Tomorrow’s World Athletics Continental Tour Gold meeting in Nairobi’s newly-renovated Nyayo National Stadium will be the first sporting event to be staged in Kenya since lockdown measures against the COVID-19 pandemic were introduced in March.

Such is the significance of the opening Kip Keino Classic - which will be the final Gold standard meeting of the inaugural Continental Tour - that Kenya’s President Uhuru Kenyatta personally supervised the work at the stadium.

Among the home athletes taking part will be the women’s world 3,000 metres steeplechase champion Beatrice Chepkoech, the men’s world and Olympic 3,000m steeplechase champion Conseslus Kipruto and world 5,000m champion Hellen Obiri.

"We have had six Continental Tour Gold meetings over the last two months, which have produced a range of marvellous performances," World Athletics President Sebastian Coe said in a message published in the meeting programme.

"I expect no less from the Kip Keino Classic.

"Despite the immense and unexpected challenges of a year in which the coronavirus pandemic turned the world upside down, the Continental Tour has been a great success for our sport in creating competition opportunities at a time when many athletes feared they would not be able to compete at all."

Coe maintained that it was important for World Athletics to establish at least one top-class, annual one-day meeting in Africa to acknowledge the contribution athletes from the country make to the sport.

"We want to give those who may not be able to travel more widely, an opportunity for world-class competition close to home," he said.

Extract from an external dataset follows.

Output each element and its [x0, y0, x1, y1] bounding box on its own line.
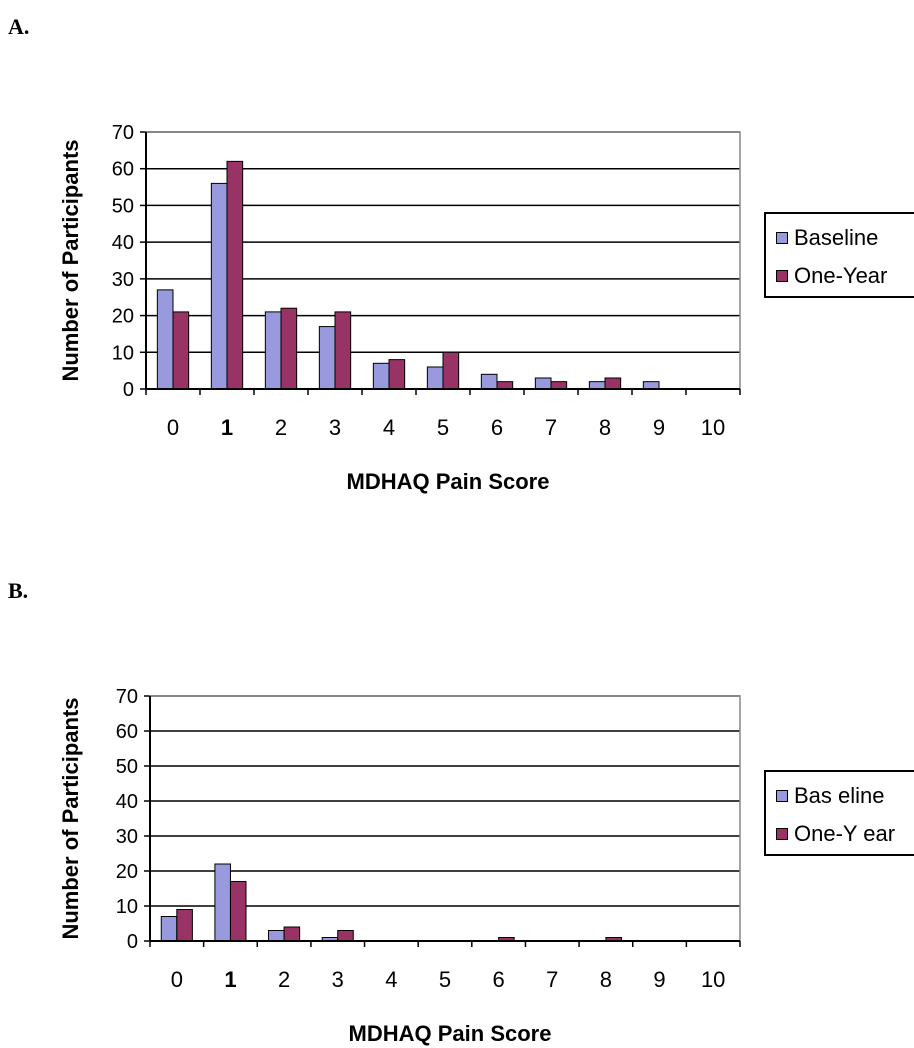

Coe said Kenya will again take centre stage next year when the postponed World Under-20 Championships are held from August 17 to 22 at the Moi International Sports Centre, just a week after the Tokyo Olympic Games.

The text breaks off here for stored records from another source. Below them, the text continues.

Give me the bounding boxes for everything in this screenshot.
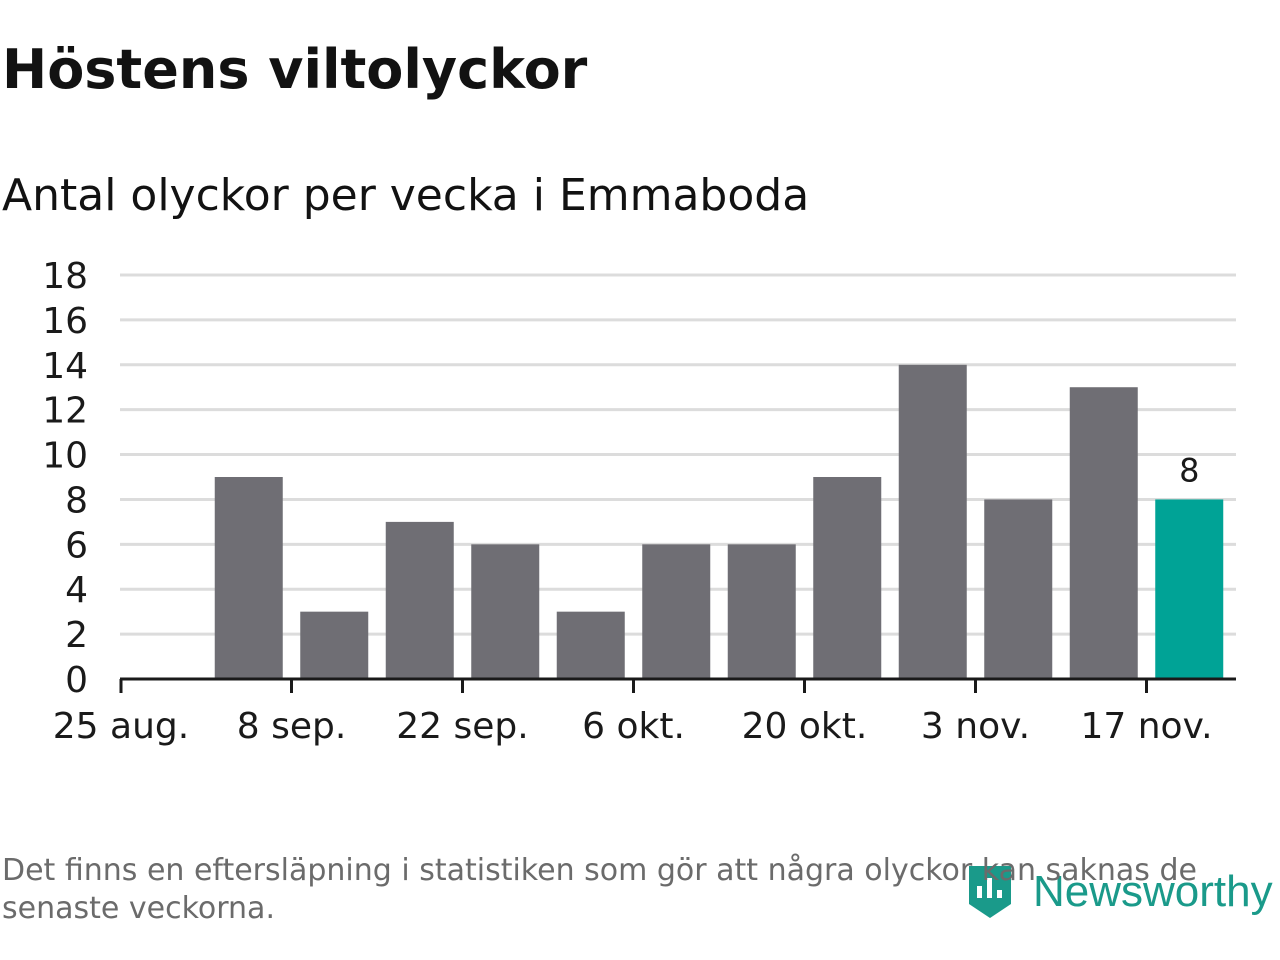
bar [1155, 499, 1224, 679]
bar [813, 477, 882, 679]
y-tick-label: 6 [65, 525, 88, 566]
x-tick-label: 6 okt. [582, 706, 685, 747]
newsworthy-logo-icon [965, 860, 1015, 924]
bar [898, 364, 967, 679]
brand-name: Newsworthy [1033, 867, 1273, 916]
bar [642, 544, 711, 679]
bar [471, 544, 540, 679]
y-tick-label: 14 [42, 346, 88, 387]
bar [214, 477, 283, 679]
x-axis: 25 aug. 8 sep. 22 sep. 6 okt. 20 okt. 3 nov. 1… [53, 677, 1236, 747]
bars [214, 364, 1224, 679]
brand-logo: Newsworthy [965, 862, 1273, 922]
bar [385, 521, 454, 679]
data-labels: 8 [1179, 451, 1199, 489]
bar [1069, 387, 1138, 679]
footnote: Det finns en eftersläpning i statistiken… [2, 853, 1197, 926]
x-tick-label: 22 sep. [396, 706, 528, 747]
x-tick-label: 8 sep. [237, 706, 347, 747]
y-tick-label: 8 [65, 480, 88, 521]
bar [300, 611, 369, 679]
bar [984, 499, 1053, 679]
x-tick-label: 25 aug. [53, 706, 189, 747]
y-tick-label: 4 [65, 570, 88, 611]
data-label: 8 [1179, 451, 1199, 489]
chart-title: Höstens viltolyckor [2, 38, 588, 101]
y-tick-label: 16 [42, 301, 88, 342]
y-tick-label: 10 [42, 436, 88, 477]
bar [556, 611, 625, 679]
y-tick-label: 12 [42, 391, 88, 432]
y-tick-label: 2 [65, 615, 88, 656]
x-tick-label: 3 nov. [921, 706, 1030, 747]
x-tick-label: 20 okt. [742, 706, 868, 747]
x-tick-label: 17 nov. [1080, 706, 1212, 747]
bar [727, 544, 796, 679]
y-tick-label: 0 [65, 660, 88, 701]
chart-subtitle: Antal olyckor per vecka i Emmaboda [2, 170, 810, 221]
y-tick-label: 18 [42, 256, 88, 297]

Local health regulations mean that only 6,000 fans will be allowed into the stadium tomorrow, which represents 20 per cent of its capacity.

World 5,000 metres champion Hellen Obiri will be among the home stars competing at the Kip Keino Classic meeting ©Getty Images
World 5,000 metres champion Hellen Obiri will be among the home stars competing at the Kip Keino Classic meeting ©Getty Images

The women’s 3,000m steeplechase is likely to be one of the highlights of the meeting, with Chepkoech facing a field that includes her compatriots Hyvin Kiyeng, the 2015 world champion, and African Under-20 champion Fancy Cherono.

Chepkoech arrives after setting a personal best of 8min 22.92sec over the 3,000m flat at the concluding Wanda Diamond League meeting of the season in Doha last Friday (September 25), and she will be seeking amends for the rare defeat inflicted upon her by Kiyeng at last month’s ISTAF meeting in Berlin, where the latter runner set the 2020 world-leading mark of 9:06.14.

In the corresponding men’s race, Kipruto - who made his long-awaited season’s debut in Doha after recovering from COVID-19 but failed to finish in the 1,500m - will be challenged by the 2016 World under-20 champion Amos Kirui and Ethiopia’s Tadese Worku, silver medallist in last year’s under-20 race at the World Cross Country Championships.

Obiri will race over 5,000 metres in what she hopes will be a fitting finale to a season in which she set a meeting record of 14:22.12 at the opening Diamond League event in Monaco in August, and won the Doha 3,000m last Friday in a 2020 world-leading 8:22.54.

"I am excited that I am finishing the season at home,” Obiri said.

"It will be very good for us as Kenyan athletes to race in front of our home fans and for them to watch us race."

World 1,500 metres champion Timothy Cheruiyot has been confirmed for another outing over his specialist distance, where he has set the fastest time this season of 3:28.45.

Ferguson Rotich, fresh from his 800m win in Doha, will face talented youngsters including Commonwealth champion Wycliffe Kinyamal, who has a personal best of 1:43.12, and the 2016 World under-20 champion Kumari Taki.